Big data is not just a long series of data, but also a wide one. An example would be the size of a client database on a spreadsheet. Each client would have their own row, and if there are lots of clients this data set would be very long. However, in addition to each client receiving a row they would also have a column for each variable attributed to that client, ensuring that we can collect as much data on every client as possible, and this typically creates a very wide data set as well.
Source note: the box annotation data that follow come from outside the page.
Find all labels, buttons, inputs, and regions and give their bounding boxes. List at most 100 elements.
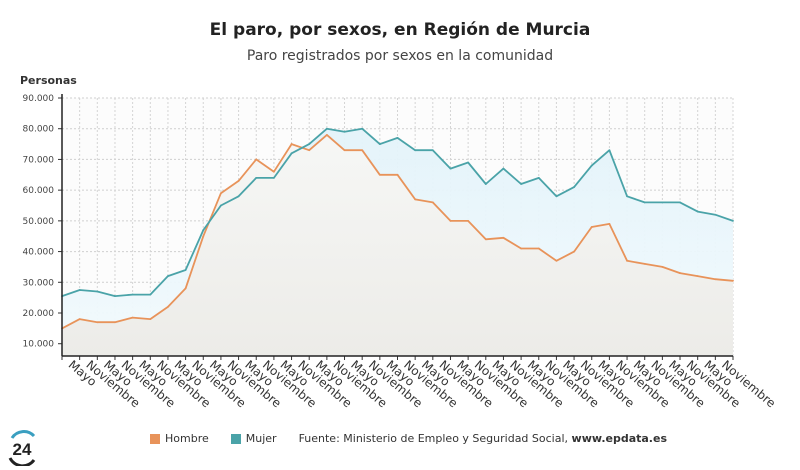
point-hombre bbox=[96, 321, 99, 324]
point-mujer bbox=[626, 195, 628, 198]
point-hombre bbox=[114, 321, 116, 324]
chart-subtitle: Paro registrados por sexos en la comunid… bbox=[246, 48, 554, 64]
point-mujer bbox=[414, 149, 417, 152]
point-hombre bbox=[78, 318, 81, 321]
point-hombre bbox=[325, 133, 328, 136]
point-mujer bbox=[290, 152, 293, 155]
point-hombre bbox=[502, 236, 505, 239]
y-tick-label: 10.000 bbox=[23, 340, 55, 350]
point-hombre bbox=[290, 143, 293, 145]
legend-swatch-mujer bbox=[230, 433, 241, 444]
point-mujer bbox=[573, 186, 575, 188]
point-mujer bbox=[661, 201, 664, 204]
point-hombre bbox=[679, 272, 681, 274]
point-hombre bbox=[573, 250, 575, 253]
point-mujer bbox=[361, 127, 364, 130]
legend-item-hombre: Hombre bbox=[150, 432, 209, 445]
point-mujer bbox=[114, 295, 116, 298]
point-mujer bbox=[220, 204, 222, 207]
point-mujer bbox=[714, 213, 717, 216]
point-mujer bbox=[202, 229, 205, 231]
legend-item-mujer: Mujer bbox=[230, 432, 277, 445]
point-hombre bbox=[220, 192, 222, 195]
y-tick-label: 40.000 bbox=[23, 248, 55, 258]
point-hombre bbox=[626, 259, 628, 262]
y-tick-label: 70.000 bbox=[23, 155, 55, 165]
epdata-logo: 24 bbox=[8, 430, 36, 466]
point-mujer bbox=[272, 176, 275, 179]
y-tick-label: 20.000 bbox=[23, 309, 55, 319]
point-mujer bbox=[449, 167, 452, 170]
point-mujer bbox=[255, 176, 258, 179]
point-hombre bbox=[272, 170, 275, 173]
point-mujer bbox=[343, 130, 346, 133]
point-mujer bbox=[131, 293, 134, 296]
point-mujer bbox=[149, 293, 152, 296]
point-mujer bbox=[643, 201, 646, 204]
chart-footer: Hombre Mujer Fuente: Ministerio de Emple… bbox=[150, 432, 667, 445]
source-note: Fuente: Ministerio de Empleo y Seguridad… bbox=[299, 432, 667, 445]
point-hombre bbox=[343, 149, 346, 152]
point-hombre bbox=[537, 247, 540, 250]
point-hombre bbox=[308, 149, 311, 152]
line-chart: 10.000 20.000 30.000 40.000 50.000 60.000 70.0… bbox=[23, 94, 778, 410]
point-mujer bbox=[378, 143, 381, 145]
point-hombre bbox=[167, 305, 169, 308]
point-hombre bbox=[661, 266, 664, 268]
point-hombre bbox=[714, 278, 717, 281]
y-tick-label: 90.000 bbox=[23, 94, 55, 104]
point-hombre bbox=[449, 219, 452, 222]
point-mujer bbox=[96, 290, 99, 293]
point-mujer bbox=[325, 127, 328, 130]
point-hombre bbox=[431, 201, 434, 204]
svg-text:24: 24 bbox=[13, 440, 32, 459]
chart-title: El paro, por sexos, en Región de Murcia bbox=[209, 20, 591, 40]
y-tick-label: 50.000 bbox=[23, 217, 55, 227]
y-tick-label: 80.000 bbox=[23, 125, 55, 135]
legend-swatch-hombre bbox=[150, 433, 160, 444]
point-hombre bbox=[361, 149, 364, 152]
point-mujer bbox=[608, 149, 611, 152]
area-hombre bbox=[62, 134, 733, 356]
point-hombre bbox=[520, 247, 523, 250]
point-mujer bbox=[484, 183, 487, 185]
point-mujer bbox=[237, 195, 240, 198]
point-hombre bbox=[131, 316, 134, 319]
legend-label: Mujer bbox=[245, 432, 277, 445]
point-mujer bbox=[696, 210, 699, 213]
point-hombre bbox=[555, 259, 558, 262]
point-mujer bbox=[184, 269, 187, 271]
point-hombre bbox=[149, 318, 152, 321]
point-mujer bbox=[679, 201, 681, 204]
source-link[interactable]: www.epdata.es bbox=[571, 432, 667, 445]
point-hombre bbox=[378, 173, 381, 176]
point-hombre bbox=[696, 275, 699, 278]
y-tick-label: 30.000 bbox=[23, 278, 55, 288]
point-mujer bbox=[467, 161, 470, 164]
point-mujer bbox=[167, 275, 169, 278]
point-hombre bbox=[643, 262, 646, 265]
y-axis-label: Personas bbox=[20, 74, 77, 87]
y-tick-label: 60.000 bbox=[23, 186, 55, 196]
point-hombre bbox=[396, 173, 399, 176]
point-mujer bbox=[396, 137, 399, 139]
source-text: Fuente: Ministerio de Empleo y Seguridad… bbox=[298, 432, 572, 445]
point-hombre bbox=[255, 158, 258, 161]
point-mujer bbox=[502, 167, 505, 170]
point-mujer bbox=[431, 149, 434, 152]
point-mujer bbox=[537, 176, 540, 179]
point-hombre bbox=[608, 223, 611, 225]
point-mujer bbox=[732, 219, 734, 222]
point-mujer bbox=[555, 195, 558, 198]
point-hombre bbox=[467, 219, 470, 222]
point-mujer bbox=[308, 143, 311, 145]
point-hombre bbox=[590, 226, 593, 228]
point-hombre bbox=[184, 287, 187, 290]
point-hombre bbox=[484, 238, 487, 241]
point-hombre bbox=[202, 235, 205, 238]
point-mujer bbox=[590, 164, 593, 167]
point-hombre bbox=[414, 198, 417, 201]
point-mujer bbox=[520, 183, 523, 185]
legend-label: Hombre bbox=[165, 432, 209, 445]
point-hombre bbox=[732, 279, 734, 282]
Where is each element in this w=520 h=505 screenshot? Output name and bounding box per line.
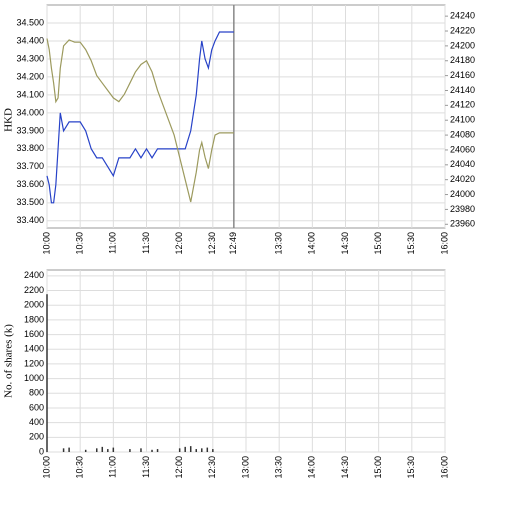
y-tick-label: 34.200 [16, 71, 44, 81]
y-tick-label: 33.800 [16, 143, 44, 153]
bar [84, 449, 87, 452]
bar [101, 446, 104, 452]
x-tick-label: 10:00 [41, 456, 51, 479]
x-tick-label: 10:00 [41, 232, 51, 255]
y-tick-label: 34.500 [16, 17, 44, 27]
bar [212, 449, 214, 452]
x-tick-label: 13:00 [240, 456, 250, 479]
x-tick-label: 12:30 [207, 232, 217, 255]
y2-tick-label: 24020 [450, 174, 475, 184]
y2-tick-label: 24200 [450, 40, 475, 50]
y-tick-label: 33.900 [16, 125, 44, 135]
plot-area [46, 4, 446, 229]
y-tick-label: 33.600 [16, 179, 44, 189]
line-series [46, 38, 234, 203]
y-tick-label: 1800 [24, 314, 44, 324]
y2-tick-label: 23980 [450, 204, 475, 214]
y-axis-label: HKD [3, 108, 15, 132]
x-tick-label: 16:00 [439, 232, 449, 255]
y-tick-label: 800 [29, 388, 44, 398]
x-tick-label: 16:00 [439, 456, 449, 479]
x-tick-label: 14:00 [307, 456, 317, 479]
x-tick-label: 13:30 [274, 232, 284, 255]
line-series [46, 31, 234, 204]
y-axis-label: No. of shares (k) [3, 324, 15, 398]
y2-tick-label: 24080 [450, 129, 475, 139]
bar [140, 448, 142, 452]
y-tick-label: 1600 [24, 329, 44, 339]
x-tick-label: 15:30 [406, 456, 416, 479]
bar [151, 449, 153, 452]
bar [178, 448, 181, 452]
y2-tick-label: 24220 [450, 25, 475, 35]
y-tick-label: 1400 [24, 344, 44, 354]
bar [189, 446, 192, 452]
bar [156, 449, 159, 452]
y2-tick-label: 24120 [450, 100, 475, 110]
bar [184, 446, 186, 452]
y2-tick-label: 24160 [450, 70, 475, 80]
y-tick-label: 600 [29, 402, 44, 412]
x-tick-label: 11:00 [108, 232, 118, 254]
x-tick-label: 12:00 [174, 232, 184, 255]
x-tick-label: 12:49 [228, 232, 238, 255]
y-tick-label: 0 [39, 446, 44, 456]
x-tick-label: 11:00 [108, 456, 118, 478]
x-tick-label: 10:30 [75, 456, 85, 479]
x-tick-label: 11:30 [141, 456, 151, 478]
y-tick-label: 2000 [24, 300, 44, 310]
y-tick-label: 34.100 [16, 89, 44, 99]
x-tick-label: 14:30 [340, 232, 350, 255]
x-tick-label: 15:00 [373, 232, 383, 255]
y-tick-label: 2200 [24, 285, 44, 295]
bar [46, 294, 48, 452]
bar [62, 448, 65, 452]
y2-tick-label: 24040 [450, 159, 475, 169]
x-tick-label: 14:00 [307, 232, 317, 255]
y-tick-label: 33.700 [16, 161, 44, 171]
y-tick-label: 1200 [24, 358, 44, 368]
x-tick-label: 15:00 [373, 456, 383, 479]
y-tick-label: 200 [29, 432, 44, 442]
x-tick-label: 12:00 [174, 456, 184, 479]
y2-tick-label: 23960 [450, 219, 475, 229]
bar [112, 447, 115, 452]
bar [68, 447, 70, 452]
y-tick-label: 34.000 [16, 107, 44, 117]
bar [96, 448, 98, 452]
x-tick-label: 11:30 [141, 232, 151, 254]
bar [206, 447, 209, 452]
y2-tick-label: 24240 [450, 11, 475, 21]
y2-tick-label: 24060 [450, 144, 475, 154]
y-tick-label: 34.400 [16, 35, 44, 45]
y-tick-label: 400 [29, 417, 44, 427]
y-tick-label: 1000 [24, 373, 44, 383]
y-tick-label: 33.400 [16, 215, 44, 225]
bar [129, 449, 131, 452]
bar [195, 449, 197, 452]
y-tick-label: 2400 [24, 270, 44, 280]
x-tick-label: 13:30 [274, 456, 284, 479]
y2-tick-label: 24100 [450, 115, 475, 125]
y2-tick-label: 24180 [450, 55, 475, 65]
bar [201, 448, 203, 452]
x-tick-label: 10:30 [75, 232, 85, 255]
bar [107, 449, 109, 452]
x-tick-label: 12:30 [207, 456, 217, 479]
y2-tick-label: 24000 [450, 189, 475, 199]
y2-tick-label: 24140 [450, 85, 475, 95]
x-tick-label: 15:30 [406, 232, 416, 255]
x-tick-label: 14:30 [340, 456, 350, 479]
y-tick-label: 33.500 [16, 197, 44, 207]
y-tick-label: 34.300 [16, 53, 44, 63]
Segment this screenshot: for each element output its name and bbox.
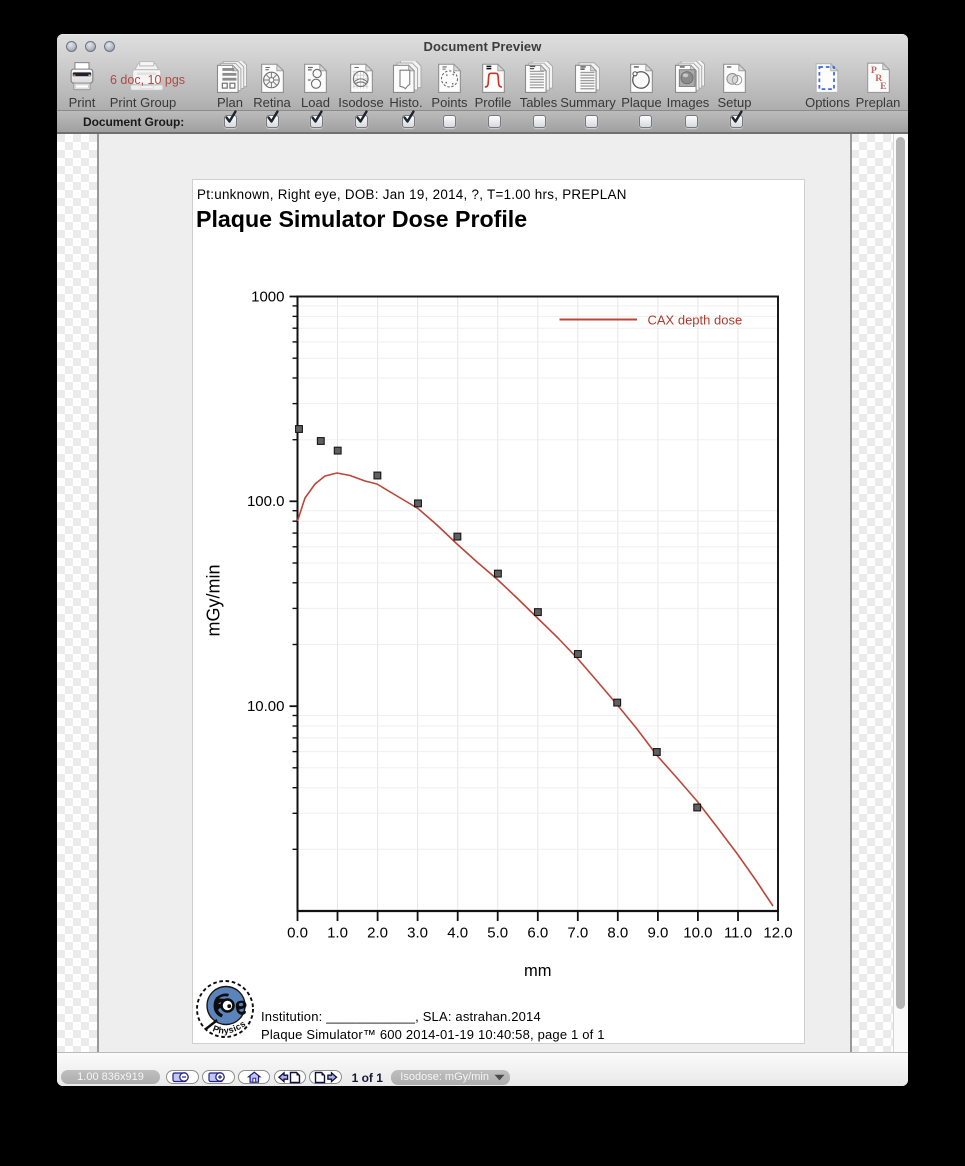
svg-text:R: R (875, 73, 883, 84)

It is in the presence of wide data sets that machine learning tools make the best use of data.

Benefits of Machine Learning
  • Predictions, Not Causality
    • The most common application of machine learning tools is to make predictions that can be applied to common business problems
      • Forecasting long term customer loyalty
      • Making recommendations on the best customer acquisition methods
    • Machine Learning assists in situations where decisions depend upon a large range of variables that result in an outcome and that ultimately validates the result of the prediction

  • Separating the Signal from the Noise
    • Feature Extraction
      • The process of figuring out what variables the model will use
    • Regularization
      • Is the way to split the difference between a flexible model and a conservative model, and this is usually calculated by adding a “penalty for complexity” that forces the model to stay simple
    • Cross-Validation
      • This is used when you want to be sure that your model is making good predictions and want to efficiently test the model by utilizing the data you already have to simulate an out-of-sample test of prediction accuracy
      • The most important thing is that the model never sees the test-set outcomes until after the model is built, this ensures that the test set is truly “held out” data. If this partition is not kept clear you can overestimate how good the model really is

The most important thing to remember when utilizing machine learning is that a prediction model does not get confused with that of a causal model. In prediction problems, causality is not the priority, rather it is the ability to identify patterns and predict outcomes in a specific environment. One data model that works for a particular data set will not always work for another.

This post isn’t meant to warn the reader about the over reliance on the abilities of machines, however, to identify where human engagement and intuition is still needed to process and synthesize the information. The alternative is to rely purely on human judgement which can also bring bias and errors. The best managers are learning that by utilizing a blend of both approaches that they are able to make better decisions, while learning that there is always the possibility for a better way.